If I ruled the world, we would have competitions that emphasized 'class' racing so there would be winners in each class. This would allow less experienced pilots to earn their 'chops' while competing against others in their class. I found that my response pretty well encapsulated why I enjoy flying XC and XC competitions so much. Here it is:

MadS. wrote:
As for registering for competitions year after year just to pimp and learn, well it sure isn't a game for me - I strongly feel that if you're doing comps then you must want to win - and in most cases you won't be winning on a DHV 2 wing, so it follows that you won't be having fun on said wing.

My Response:

I know many people who 'race' knowing they won't win. They race for racing's sake; for the experience and comraderie. They are happy as long as they see improvement. I think my experiences echo many.

I strive to win tasks & have worked hard to improve my skills and equipment so my ranking is higher year over year. I've only flown PG for 4 years & comps for two, so I'm in the position where my goals to fly competitively are bumping up against the limits of my experience. I've many thousands of hours in other types of flying machines, so I acknowledge my limits and try to push them without hurting myself (usually). I've had intermediate syndrome in sailplanes, powered A/C, and jets, so I know myself pretty well by now. I want to win & I know I won't on my Aspen 2 without a fluke.

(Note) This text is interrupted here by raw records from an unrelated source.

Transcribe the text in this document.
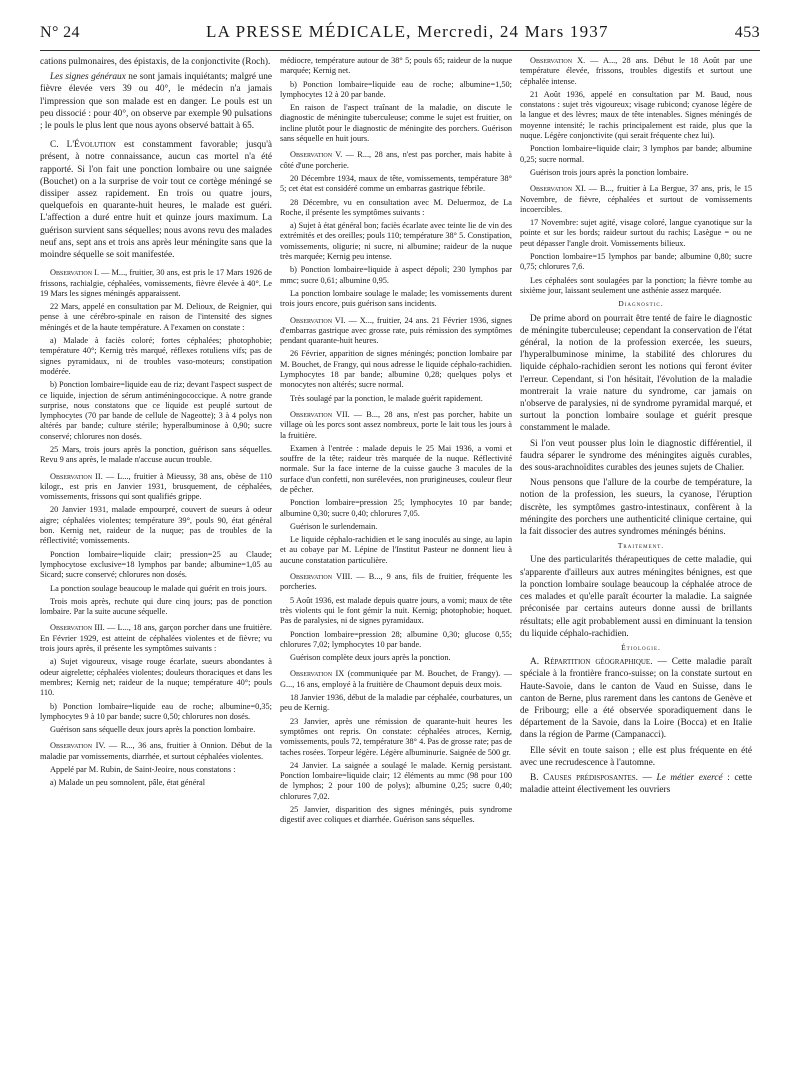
N° 24	LA PRESSE MÉDICALE, Mercredi, 24 Mars 1937	453

cations pulmonaires, des épistaxis, de la conjonctivite (Roch).

Les signes généraux ne sont jamais inquiétants; malgré une fièvre élevée vers 39 ou 40°, le médecin n'a jamais l'impression que son malade est en danger. Le pouls est un peu dissocié : pour 40°, on observe par exemple 90 pulsations ; le pouls le plus lent que nous ayons observé battait à 65.

C. L'Évolution est constamment favorable; jusqu'à présent, à notre connaissance, aucun cas mortel n'a été rapporté. Si l'on fait une ponction lombaire ou une saignée (Bouchet) on a la surprise de voir tout ce cortège méningé se dissiper assez rapidement. En trois ou quatre jours, quelquefois en quarante-huit heures, le malade est guéri. L'affection a duré entre huit et quinze jours maximum. La guérison survient sans séquelles; nous avons revu des malades neuf ans, sept ans et trois ans après leur méningite sans que la moindre séquelle se soit manifestée.

Observation I. — M..., fruitier, 30 ans, est pris le 17 Mars 1926 de frissons, rachialgie, céphalées, vomissements, fièvre élevée à 40°. Le 19 Mars les signes méningés apparaissent.

22 Mars, appelé en consultation par M. Delioux, de Reignier, qui pense à une cérébro-spinale en raison de l'intensité des signes méningés et de la haute température. A l'examen on constate :

a) Malade à faciès coloré; fortes céphalées; photophobie; température 40°; Kernig très marqué, réflexes rotuliens vifs; pas de signes pyramidaux, ni de troubles vaso-moteurs; constipation modérée.

b) Ponction lombaire=liquide eau de riz; devant l'aspect suspect de ce liquide, injection de sérum antiméningococcique. A notre grande surprise, nous constatons que ce liquide est peuplé surtout de lymphocytes (70 par bande de cellule de Nageotte); 3 à 4 polys non altérés par bande; culture stérile; hyperalbuminose à 0,90; sucre conservé; chlorures non dosés.

25 Mars, trois jours après la ponction, guérison sans séquelles. Revu 9 ans après, le malade n'accuse aucun trouble.

Observation II. — L..., fruitier à Mieussy, 38 ans, obèse de 110 kilogr., est pris en Janvier 1931, brusquement, de céphalées, vomissements, frissons qui sont qualifiés grippe.

20 Janvier 1931, malade empourpré, couvert de sueurs à odeur aigre; céphalées violentes; température 39°, pouls 90, état général bon. Kernig net, raideur de la nuque; pas de troubles de la réflectivité; vomissements.

Ponction lombaire=liquide clair; pression=25 au Claude; lymphocytose exclusive=18 lymphos par bande; albumine=1,05 au Sicard; sucre conservé; chlorures non dosés.

La ponction soulage beaucoup le malade qui guérit en trois jours.

Trois mois après, rechute qui dure cinq jours; pas de ponction lombaire. Par la suite aucune séquelle.

Observation III. — L..., 18 ans, garçon porcher dans une fruitière. En Février 1929, est atteint de céphalées violentes et de fièvre; vu trois jours après, il présente les symptômes suivants :

a) Sujet vigoureux, visage rouge écarlate, sueurs abondantes à odeur aigrelette; céphalées violentes; douleurs thoraciques et dans les membres; Kernig net; raideur de la nuque; température 40°; pouls 110.

b) Ponction lombaire=liquide eau de roche; albumine=0,35; lymphocytes 9 à 10 par bande; sucre 0,50; chlorures non dosés.

Guérison sans séquelle deux jours après la ponction lombaire.

Observation IV. — R..., 36 ans, fruitier à Onnion. Début de la maladie par vomissements, diarrhée, et surtout céphalées violentes.

Appelé par M. Rubin, de Saint-Jeoire, nous constatons :

a) Malade un peu somnolent, pâle, état général

médiocre, température autour de 38° 5; pouls 65; raideur de la nuque marquée; Kernig net.

b) Ponction lombaire=liquide eau de roche; albumine=1,50; lymphocytes 12 à 20 par bande.

En raison de l'aspect traînant de la maladie, on discute le diagnostic de méningite tuberculeuse; comme le sujet est fruitier, on incline plutôt pour le diagnostic de méningite des porchers. Guérison sans séquelle en huit jours.

Observation V. — R..., 28 ans, n'est pas porcher, mais habite à côté d'une porcherie.

20 Décembre 1934, maux de tête, vomissements, température 38° 5; cet état est considéré comme un embarras gastrique fébrile.

28 Décembre, vu en consultation avec M. Deluermoz, de La Roche, il présente les symptômes suivants :

a) Sujet à état général bon; faciès écarlate avec teinte lie de vin des extrémités et des oreilles; pouls 110; température 38° 5. Constipation, vomissements, oligurie; ni sucre, ni albumine; raideur de la nuque très marquée; Kernig peu intense.

b) Ponction lombaire=liquide à aspect dépoli; 230 lymphos par mmc; sucre 0,61; albumine 0,95.

La ponction lombaire soulage le malade; les vomissements durent trois jours encore, puis guérison sans incidents.

Observation VI. — X..., fruitier, 24 ans. 21 Février 1936, signes d'embarras gastrique avec grosse rate, puis rémission des symptômes pendant quarante-huit heures.

26 Février, apparition de signes méningés; ponction lombaire par M. Bouchet, de Frangy, qui nous adresse le liquide céphalo-rachidien. Lymphocytes 18 par bande; albumine 0,28; quelques polys et monocytes non altérés; sucre normal.

Très soulagé par la ponction, le malade guérit rapidement.

Observation VII. — B..., 28 ans, n'est pas porcher, habite un village où les porcs sont assez nombreux, porte le lait tous les jours à la fruitière.

Examen à l'entrée : malade depuis le 25 Mai 1936, a vomi et souffre de la tête; raideur très marquée de la nuque. Réflectivité normale. Sur la face interne de la cuisse gauche 3 macules de la surface d'un confetti, non surélevées, non prurigineuses, couleur fleur de pêcher.

Ponction lombaire=pression 25; lymphocytes 10 par bande; albumine 0,30; sucre 0,40; chlorures 7,05.

Guérison le surlendemain.

Le liquide céphalo-rachidien et le sang inoculés au singe, au lapin et au cobaye par M. Lépine de l'Institut Pasteur ne donnent lieu à aucune constatation particulière.

Observation VIII. — B..., 9 ans, fils de fruitier, fréquente les porcheries.

5 Août 1936, est malade depuis quatre jours, a vomi; maux de tête très violents qui le font gémir la nuit. Kernig; photophobie; hoquet. Pas de paralysies, ni de signes pyramidaux.

Ponction lombaire=pression 28; albumine 0,30; glucose 0,55; chlorures 7,02; lymphocytes 10 par bande.

Guérison complète deux jours après la ponction.

Observation IX (communiquée par M. Bouchet, de Frangy). — G..., 16 ans, employé à la fruitière de Chaumont depuis deux mois.

18 Janvier 1936, début de la maladie par céphalée, courbatures, un peu de Kernig.

23 Janvier, après une rémission de quarante-huit heures les symptômes ont repris. On constate: céphalées atroces, Kernig, vomissements, pouls 72, température 38° 4. Pas de grosse rate; pas de taches rosées. Torpeur légère. Légère albuminurie. Saignée de 500 gr.

24 Janvier. La saignée a soulagé le malade. Kernig persistant. Ponction lombaire=liquide clair; 12 éléments au mmc (98 pour 100 de lymphos; 2 pour 100 de polys); albumine 0,25; sucre 0,40; chlorures 7,02.

25 Janvier, disparition des signes méningés, puis syndrome digestif avec coliques et diarrhée. Guérison sans séquelles.

Observation X. — A..., 28 ans. Début le 18 Août par une température élevée, frissons, troubles digestifs et surtout une céphalée intense.

21 Août 1936, appelé en consultation par M. Baud, nous constatons : sujet très vigoureux; visage rubicond; cyanose légère de la langue et des lèvres; maux de tête intenables. Signes méningés de moyenne intensité; le rachis principalement est raide, plus que la nuque. Légère conjonctivite (qui serait fréquente chez lui).

Ponction lombaire=liquide clair; 3 lymphos par bande; albumine 0,25; sucre normal.

Guérison trois jours après la ponction lombaire.

Observation XI. — B..., fruitier à La Bergue, 37 ans, pris, le 15 Novembre, de fièvre, céphalées et surtout de vomissements incoercibles.

17 Novembre: sujet agité, visage coloré, langue cyanotique sur la pointe et sur les bords; raideur surtout du rachis; Lasègue = ou ne peut dépasser l'angle droit. Vomissements bilieux.

Ponction lombaire=15 lymphos par bande; albumine 0,80; sucre 0,75; chlorures 7,6.

Les céphalées sont soulagées par la ponction; la fièvre tombe au sixième jour, laissant seulement une asthénie assez marquée.

Diagnostic.

De prime abord on pourrait être tenté de faire le diagnostic de méningite tuberculeuse; cependant la conservation de l'état général, la notion de la profession exercée, les sueurs, l'hyperalbuminose minime, la stabilité des chlorures du liquide céphalo-rachidien seront les notions qui feront éviter l'erreur. Cependant, si l'on hésitait, l'évolution de la maladie montrerait la vraie nature du syndrome, car jamais on n'observe de paralysies, ni de syndrome pyramidal marqué, et surtout la ponction lombaire soulage et guérit presque constamment le malade.

Si l'on veut pousser plus loin le diagnostic différentiel, il faudra séparer le syndrome des méningites aiguës curables, des sous-arachnoïdites curables des jeunes sujets de Chalier.

Nous pensons que l'allure de la courbe de température, la notion de la profession, les sueurs, la cyanose, l'éruption discrète, les symptômes gastro-intestinaux, confèrent à la méningite des porchers une authenticité clinique certaine, qui la fait dissocier des autres syndromes méningés bénins.

Traitement.

Une des particularités thérapeutiques de cette maladie, qui s'apparente d'ailleurs aux autres méningites bénignes, est que la ponction lombaire soulage beaucoup la céphalée atroce de ces malades et qu'elle paraît écourter la maladie. La saignée préconisée par certains auteurs donne aussi de brillants résultats; elle agit probablement aussi en diminuant la tension du liquide céphalo-rachidien.

Étiologie.

A. Répartition géographique. — Cette maladie paraît spéciale à la frontière franco-suisse; on la constate surtout en Haute-Savoie, dans le canton de Vaud en Suisse, dans le canton de Berne, plus rarement dans les cantons de Genève et de Fribourg; elle a été observée sporadiquement dans le département de la Savoie, dans la Loire (Bocca) et en Italie dans la région de Parme (Campanacci).

Elle sévit en toute saison ; elle est plus fréquente en été avec une recrudescence à l'automne.

B. Causes prédisposantes. — Le métier exercé : cette maladie atteint électivement les ouvriers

BUT, I AM having fun. I'd hazard to say that I'm having more fun than some of my friends who have flown competitively for many years without breaking through their frustrating 'plateau' and find themselves shaken & spent, while flying their 2/3 in rowdy conditions. I'm 52 & I have over 25,000 hours & I'm bored in the cockpit. But put me on the hill, with 100 other PG pilots and the electricity is palpable. The singular focus of my mind while flying an XC task and the amazing insights I've come away with, make flying comps one of the most rewarding experiences of my career. Learning is fun. Even when I place 27th in a national comp, I am proud. Next year I hope to place 26th!

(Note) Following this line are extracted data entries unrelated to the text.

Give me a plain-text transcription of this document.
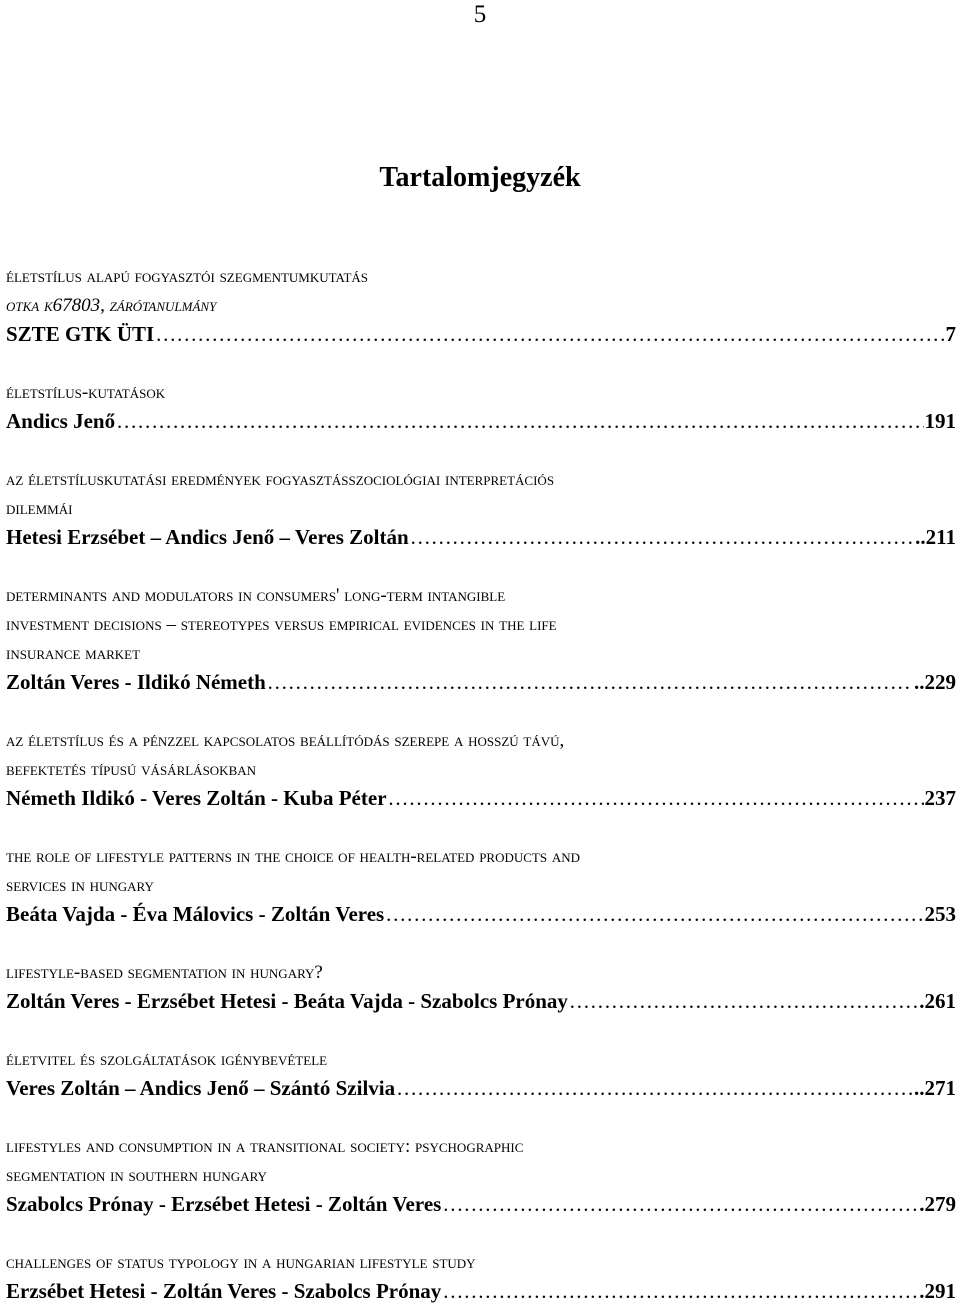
5
Tartalomjegyzék
életstílus alapú fogyasztói szegmentumkutatás
otka k67803, zárótanulmány
SZTE GTK ÜTI ……………………………………………………………………………………………………………………………………………………………………	7
életstílus-kutatások
Andics Jenő ……………………………………………………………………………………………………………………………………………………………………	191
az életstíluskutatási eredmények fogyasztásszociológiai interpretációs
dilemmái
Hetesi Erzsébet – Andics Jenő – Veres Zoltán ……………………………………………………………………………………………………………………………………………………………………	..211
determinants and modulators in consumers' long-term intangible
investment decisions – stereotypes versus empirical evidences in the life
insurance market
Zoltán Veres - Ildikó Németh ……………………………………………………………………………………………………………………………………………………………………	..229
az életstílus és a pénzzel kapcsolatos beállítódás szerepe a hosszú távú,
befektetés típusú vásárlásokban
Németh Ildikó - Veres Zoltán - Kuba Péter ……………………………………………………………………………………………………………………………………………………………………	237
the role of lifestyle patterns in the choice of health-related products and
services in hungary
Beáta Vajda - Éva Málovics - Zoltán Veres ……………………………………………………………………………………………………………………………………………………………………	253
lifestyle-based segmentation in hungary?
Zoltán Veres - Erzsébet Hetesi - Beáta Vajda - Szabolcs Prónay ……………………………………………………………………………………………………………………………………………………………………	.261
életvitel és szolgáltatások igénybevétele
Veres Zoltán – Andics Jenő – Szántó Szilvia ……………………………………………………………………………………………………………………………………………………………………	..271
lifestyles and consumption in a transitional society: psychographic
segmentation in southern hungary
Szabolcs Prónay - Erzsébet Hetesi - Zoltán Veres ……………………………………………………………………………………………………………………………………………………………………	.279
challenges of status typology in a hungarian lifestyle study
Erzsébet Hetesi - Zoltán Veres - Szabolcs Prónay ……………………………………………………………………………………………………………………………………………………………………	.291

I will, eventually progress to a 2/3, maybe next year - but I'll know when - I won't query the forum. Wink

Tailwinds, and thanks for your contribution to this thread. What do you think about class racing Mads? Pilot vs. pilot - no bells & whistles. True competition. The 2/3 market is well represented by UP, could they use more Trango sales?


Friday, November 9, 2007

Upcoming Competitions

Dave S. and I are heading South to OZ in Jan. '08 to fly the Killarney Classic and then travel around looking for good XC for a week. The 2008 US schedule has been determined:

West Coast PG Championships June 6-14 (Ruch, Oregon)
Rat Race July 6-12 (Ruch, Oregon)
Chelan XC Open July 27-Aug 1 (Chelan, WA)
2008 US Paragliding Nationals Sept 14-20 (Owens Valley)

“Hang-On” HG Nationals Aug 17-23 (Lakeview Oregon)

Chelan Classic (HG & PG) June 29 to July 4 (Chelan, WA) Practice days the 27th and 28th

I hope to fly the West Coast Championships in June & the US Nats in Sept.